The Bank carries out resolution planning for each designated domestic FMI. Resolution plans include:
- a risk profile of the system
- a resolution strategy
- a financial resources assessment
- an operational plan
In general, the plans for resolving a failing FMI are aligned with the FMI’s own rules and recovery plans. The Bank can also draw on additional tools as part of an FMI resolution if necessary to safeguard financial stability.
The Bank is required to review each resolution plan annually. As part of this process, the Bank will conduct resolvability assessments to evaluate the feasibility and credibility of the resolution plans and to identify any legal or operational impediments to resolvability. The Bank will consult with the provincial securities regulators throughout this process.
Initiating and executing a resolution
If the Governor has determined that an FMI is no longer viable, he or she must make a written declaration of non-viability and formally notify the Minister of Finance, relevant federal and provincial authorities and the FMI’s operator.
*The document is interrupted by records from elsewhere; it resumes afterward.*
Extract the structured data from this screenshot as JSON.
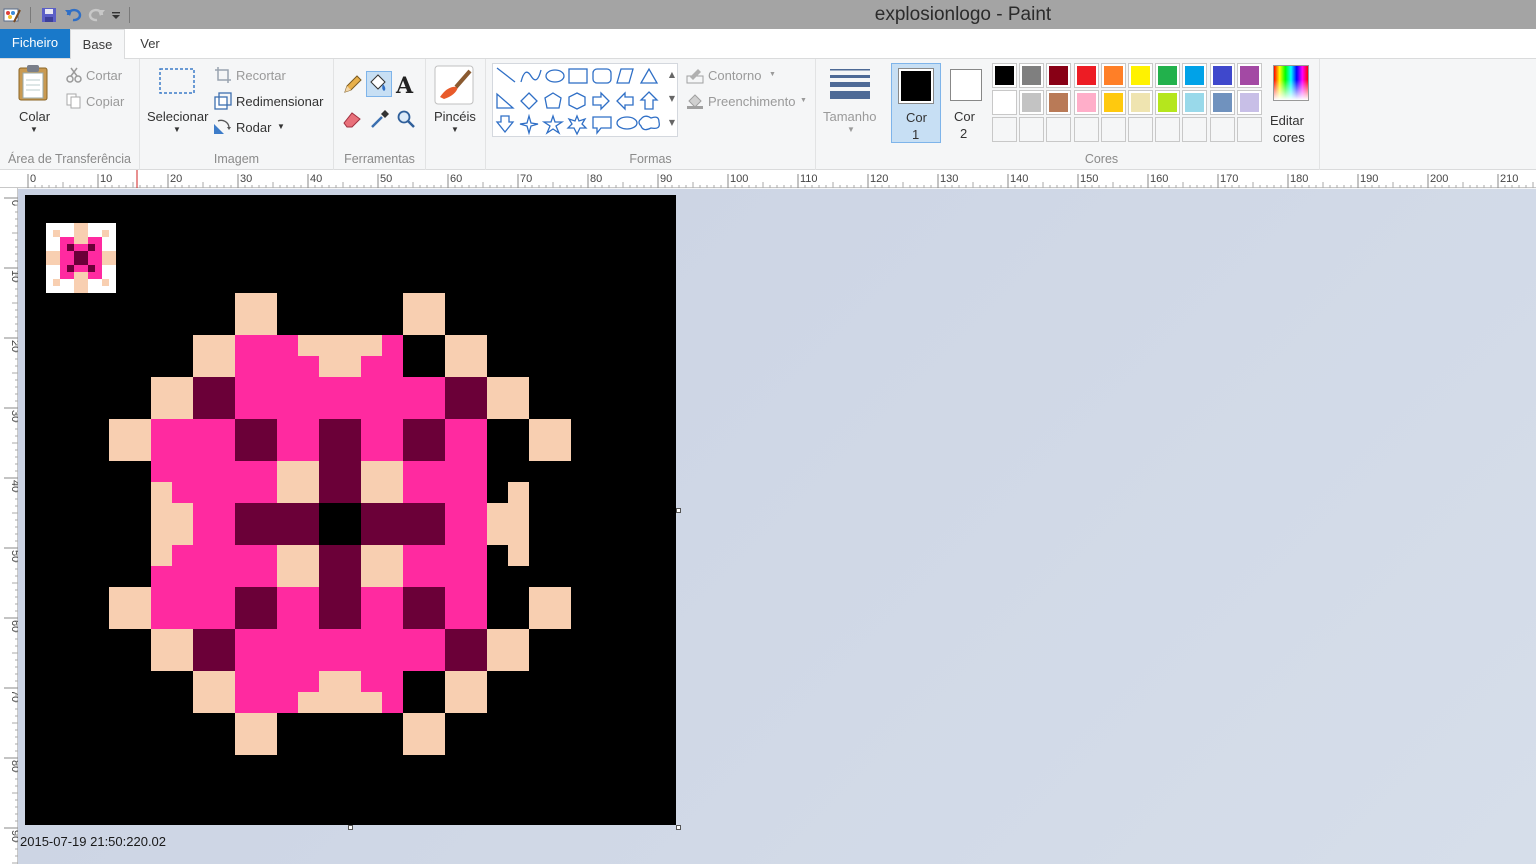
{
  "window": {
    "title": "explosionlogo - Paint"
  },
  "tabs": {
    "file": "Ficheiro",
    "home": "Base",
    "view": "Ver"
  },
  "clipboard": {
    "paste": "Colar",
    "cut": "Cortar",
    "copy": "Copiar",
    "label": "Área de Transferência"
  },
  "image": {
    "select": "Selecionar",
    "crop": "Recortar",
    "resize": "Redimensionar",
    "rotate": "Rodar",
    "label": "Imagem"
  },
  "tools": {
    "label": "Ferramentas"
  },
  "brushes": {
    "label": "Pincéis"
  },
  "shapes": {
    "outline": "Contorno",
    "fill": "Preenchimento",
    "label": "Formas"
  },
  "size": {
    "label": "Tamanho"
  },
  "colors": {
    "color1_label": "Cor\n1",
    "color1_line1": "Cor",
    "color1_line2": "1",
    "color2_line1": "Cor",
    "color2_line2": "2",
    "edit_line1": "Editar",
    "edit_line2": "cores",
    "label": "Cores",
    "color1": "#000000",
    "color2": "#ffffff",
    "palette_row1": [
      "#000000",
      "#7f7f7f",
      "#880015",
      "#ed1c24",
      "#ff7f27",
      "#fff200",
      "#22b14c",
      "#00a2e8",
      "#3f48cc",
      "#a349a4"
    ],
    "palette_row2": [
      "#ffffff",
      "#c3c3c3",
      "#b97a57",
      "#ffaec9",
      "#ffc90e",
      "#efe4b0",
      "#b5e61d",
      "#99d9ea",
      "#7092be",
      "#c8bfe7"
    ]
  },
  "ruler": {
    "top_ticks": [
      "0",
      "10",
      "20",
      "30",
      "40",
      "50",
      "60",
      "70",
      "80",
      "90",
      "100",
      "110",
      "120",
      "130",
      "140",
      "150",
      "160",
      "170",
      "180",
      "190",
      "200",
      "210"
    ],
    "left_ticks": [
      "0",
      "10",
      "20",
      "30",
      "40",
      "50",
      "60",
      "70",
      "80",
      "90"
    ]
  },
  "status": {
    "text": "2015-07-19 21:50:220.02"
  },
  "pixel_art": {
    "palette": {
      "K": "#000000",
      "P": "#ff2aa0",
      "D": "#6b0038",
      "B": "#f8cfb1",
      "W": "#ffffff"
    },
    "rows": [
      "KKKKKKKKKKKKKKKKKKKKKKKKKKKKKKK",
      "KKKKKKKKKKKKKKKKKKKKKKKKKKKKKKK",
      "KKKKKKKKKKKKKKKKKKKKKKKKKKKKKKK",
      "KKKKKKKKKKKKKKKKKKKKKKKKKKKKKKK",
      "KKKKKKKKKKKKKKKKKKKKKKKKKKKKKKK",
      "KKKKKBKKKBKKKKKKKKKKKKKKKKKKKKK",
      "KKKKBPBPPBKKKKKKKKKKKKKKKKKKKKK",
      "KKKBDPPPDBKKKKKKKKKKKKKKKKKKKKK",
      "KKBPDPDPDPBKKKKKKKKKKKKKKKKKKKK",
      "KKBPPBDBPPBKKKKKKKKKKKKKKKKKKKK"
    ]
  }
}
It is likely the Bank would have consulted with authorities before the declaration of non-viability. The written declaration must be published in the Canada Gazette.
The declaration of non-viability results in the FMI entering resolution. Once the FMI is in resolution, the Bank would need to act quickly to stabilize the FMI to avoid any disruption in the FMI’s provision of its critical clearing and settlement functions. If necessary, the Bank could inject financial resources on a temporary basis.
While the FMI is in resolution, the Bank may decide it needs to access further powers by taking control of the FMI. Once the FMI has been declared non-viable and is in resolution, to take control, the Governor may issue an order appointing the Bank as the receiver in respect of the FMI or, alternatively, vesting the shares of the FMI in the Bank. From a practical perspective, both powers have the effect of transferring control of the FMI to the Bank and allowing the Bank to carry on the business of the FMI. The vesting or receivership order must be published in the Canada Gazette.
Consultation and information sharing
The Bank consults with relevant provincial and federal authorities in FMI resolution planning. The Bank would also share information and consult with these partners in an actual resolution event.
The Bank engages with its federal partners through a committee established by the PCSA. The FMI Resolution Committee is chaired by the Governor and includes representation from the Office of the Superintendent of Financial Institutions, the Canada Deposit Insurance Corporation and the Department of Finance Canada.
The Bank is establishing a memorandum of understanding with the Ontario Securities Commission, the Autorité des marchés financiers and the British Columbia Securities Commission. These authorities have regulatory responsibilities over certain FMIs included in the scope of the FMI resolution regime.